En 2022, une enquête choc d’un hebdomadaire néerlandais l’a accusé – témoignage à l’appui – d’avoir agressé et violé de jeunes adolescents dans les années 1980 et 1990 et d’avoir acheté leur silence, forçant le Vatican à rendre publiques les sanctions qu’il avait imposées à l’évêque deux ans plus tôt.
Visite en prison
Figure très respectée par les Est Timorais, Mgr Belo, aujourd’hui âgé de 76 ans avait démissionné de ses fonctions en 2002 en invoquant des raisons de santé et vit désormais au Portugal.
Malgré la lourdeur des accusations, le prélat bénéficie toujours d’un large soutien parmi les 1,3 million d’habitants du pays, dont 98 % sont catholiques.
"Nous avons le sentiment de l’avoir perdu. Il nous manque", affirme à l’AFP Maria Dadi, présidente du conseil national de la jeunesse du Timor oriental, en soulignant qu'"il a vraiment contribué à la lutte du Timor oriental".
Dans une autre affaire, un prêtre américain défroqué, Richard Daschbach, a été reconnu coupable en 2021 de violences sexuelles sur des jeunes filles orphelines et défavorisées. Malgré une condamnation à 12 ans de prison, il est toujours soutenu par les plus hautes sphères de la société.
Le Premier ministre Xanana Gusmao a créé la controverse en lui rendant visite en prison en 2023 pour célébrer son anniversaire et partager un gâteau avec lui.

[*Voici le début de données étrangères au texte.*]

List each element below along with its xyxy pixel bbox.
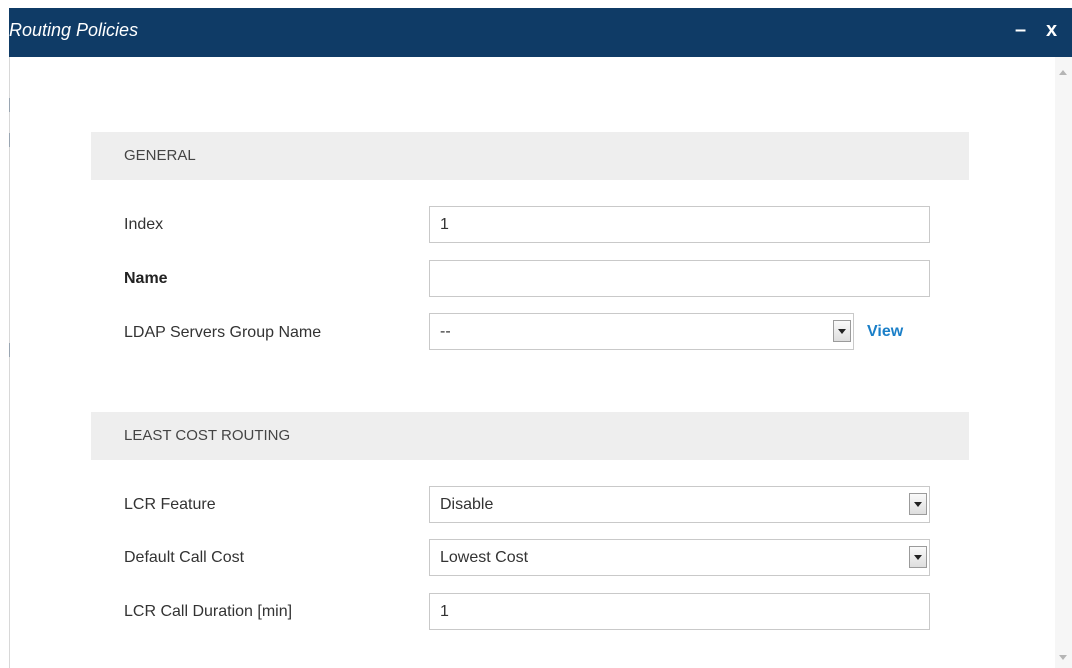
scroll-up-icon[interactable] [1059,70,1067,75]
close-button[interactable]: x [1046,18,1057,42]
lcr-feature-value: Disable [440,496,494,513]
vertical-scrollbar[interactable] [1055,57,1072,668]
index-field[interactable]: 1 [429,206,930,243]
section-lcr-header: LEAST COST ROUTING [91,412,969,460]
chevron-down-icon[interactable] [909,546,927,568]
edge-tick [9,133,10,147]
scroll-down-icon[interactable] [1059,655,1067,660]
default-call-cost-value: Lowest Cost [440,549,529,566]
lcr-call-duration-field[interactable]: 1 [429,593,930,630]
section-general-title: GENERAL [124,147,196,164]
routing-policies-dialog: Routing Policies – x GENERAL Index 1 Nam… [9,8,1072,668]
chevron-down-icon[interactable] [833,320,851,342]
section-general-header: GENERAL [91,132,969,180]
name-field[interactable] [429,260,930,297]
lcr-feature-label: LCR Feature [124,496,216,513]
section-lcr-title: LEAST COST ROUTING [124,427,291,444]
dialog-titlebar: Routing Policies – x [9,8,1072,57]
dialog-title: Routing Policies [9,20,139,40]
ldap-group-value: -- [440,323,451,340]
minimize-button[interactable]: – [1015,18,1026,42]
ldap-group-select[interactable]: -- [429,313,854,350]
index-label: Index [124,216,164,233]
name-label: Name [124,270,168,287]
lcr-call-duration-label: LCR Call Duration [min] [124,603,293,620]
edge-tick [9,343,10,357]
chevron-down-icon[interactable] [909,493,927,515]
left-edge-divider [9,57,10,668]
ldap-group-label: LDAP Servers Group Name [124,324,322,341]
default-call-cost-select[interactable]: Lowest Cost [429,539,930,576]
lcr-feature-select[interactable]: Disable [429,486,930,523]
edge-tick [9,98,10,112]
default-call-cost-label: Default Call Cost [124,549,245,566]
view-link[interactable]: View [867,323,903,341]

Le programme officiel du pape ne prévoit aucune rencontre avec des victimes et le Vatican n’a pas commenté le sujet.
François, qui a promis une "tolérance zéro" face à ce fléau depuis son élection en 2013, pourrait toutefois aborder le sujet dans l’un de ses discours, ce qui serait considéré comme un geste fort, ou rencontrer en privé des victimes.
Fresque effacée
Pour des associations de victimes dans d’autres pays, le pape doit "reconnaître les violences sexuelles commises par des responsables de l’Église" sur des enfants est-timorais.
"Les personnes agressées par Mgr Belo et d’autres membres du clergé au Timor oriental s’attendront à une déclaration publique du pape sur l’échec continu de l’Église à s’occuper de son clergé problématique", estime Tony Gribben, fondateur du groupe de survivants Dromore, basé en Irlande du Nord.

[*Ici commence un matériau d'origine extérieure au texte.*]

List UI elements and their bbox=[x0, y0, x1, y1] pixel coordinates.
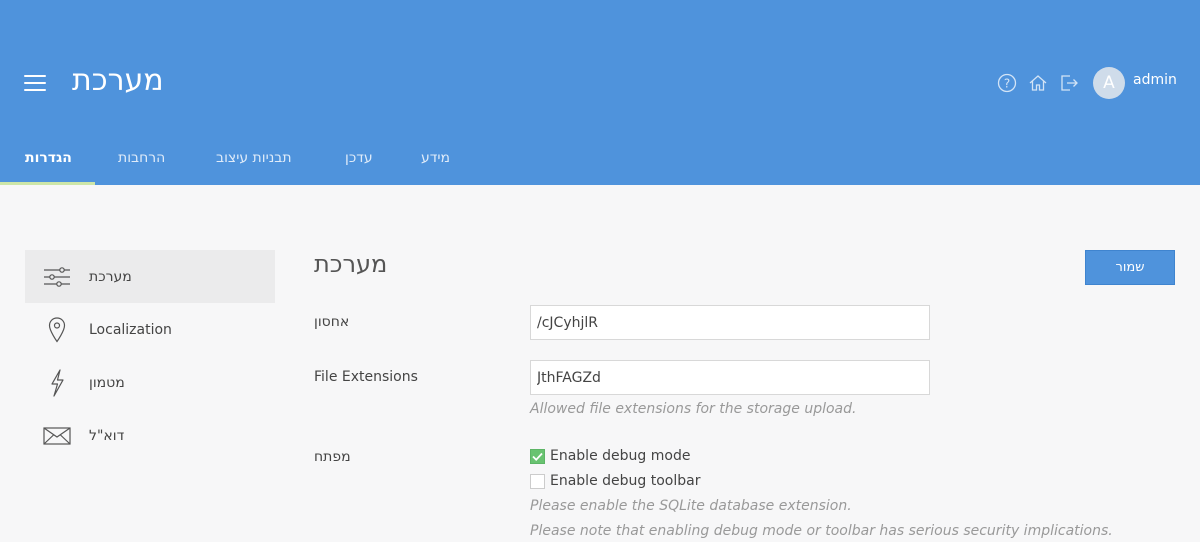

Selon lui, une réunion aurait "une valeur limitée" pour les victimes, à l’image des excuses présentées par François lors d’une visite en Irlande en 2018.

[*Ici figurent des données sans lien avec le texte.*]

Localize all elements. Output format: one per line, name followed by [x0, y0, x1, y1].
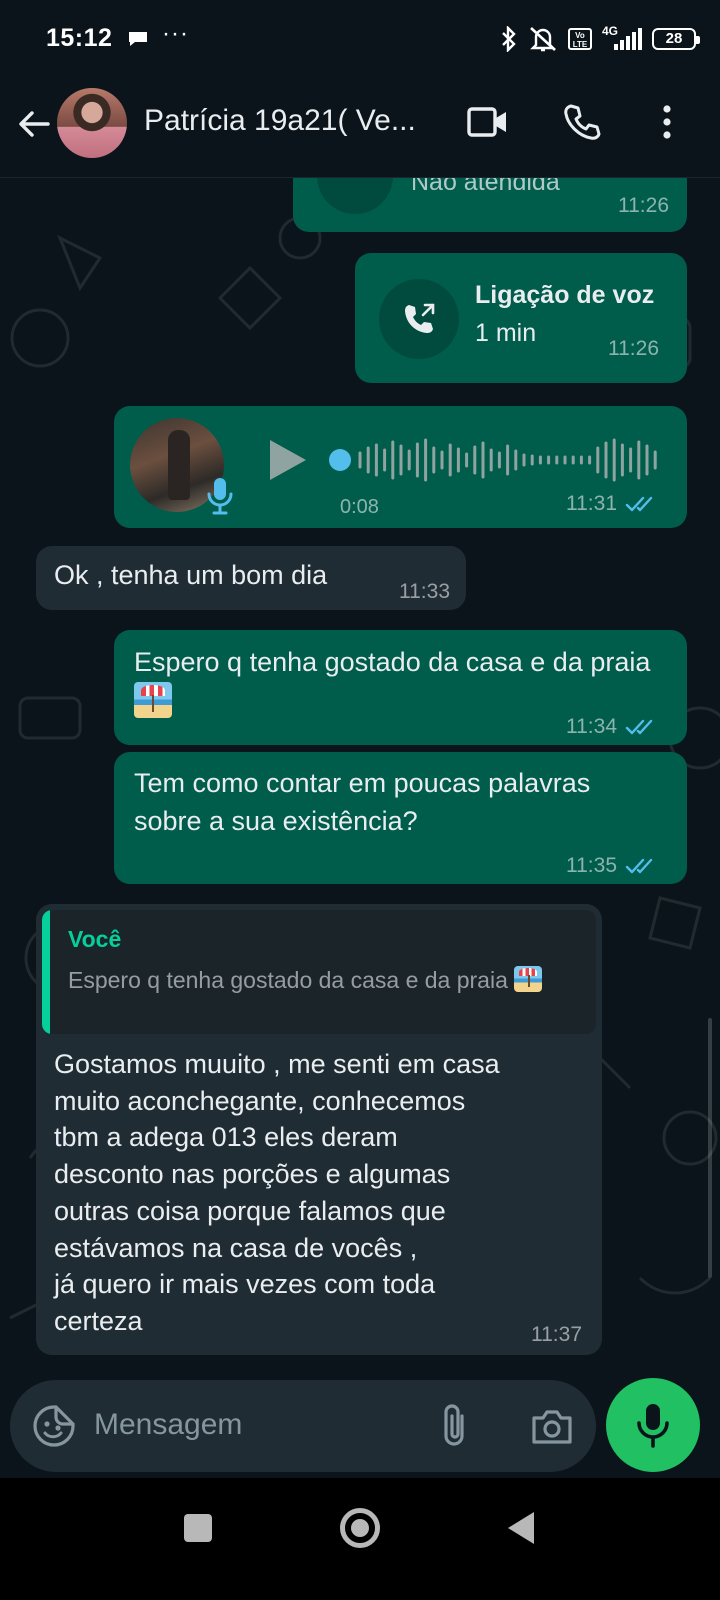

"L’événement était un exercice de relations publiques bien conçu pour l’Église. Mais depuis lors, tout se passe comme d’habitude dans l’Église catholique irlandaise", rappelle-t-il.
Le groupe américain Bishop Accountability, qui documente la crise des violences dans l’Église, a annoncé avoir écrit une lettre à un influent cardinal pour lui demander "d’intervenir au nom des victimes timoraises abandonnées" auprès du pape.
Pourtant, aux yeux de nombreux habitants, le dossier n’est pas central et beaucoup espéraient même voir Belo autorisé à revenir pour assister à la visite du pape.
"En tant que peuple, nous sommes très tristes de l’absence de Mgr Belo", a déclaré Francisco Amaral da Silva, universitaire de 58 ans. "Le gouvernement et l’Église catholique devraient l’inviter."
Pourtant, à Dili, un certain malaise est palpable à l’idée que son nom soit mêlé à cette visite très attendue.
Cette semaine, une fresque représentant Mgr Belo a été peinte sur un mur sous un panneau souhaitant la bienvenue au pape François. Jeudi, elle avait été effacée.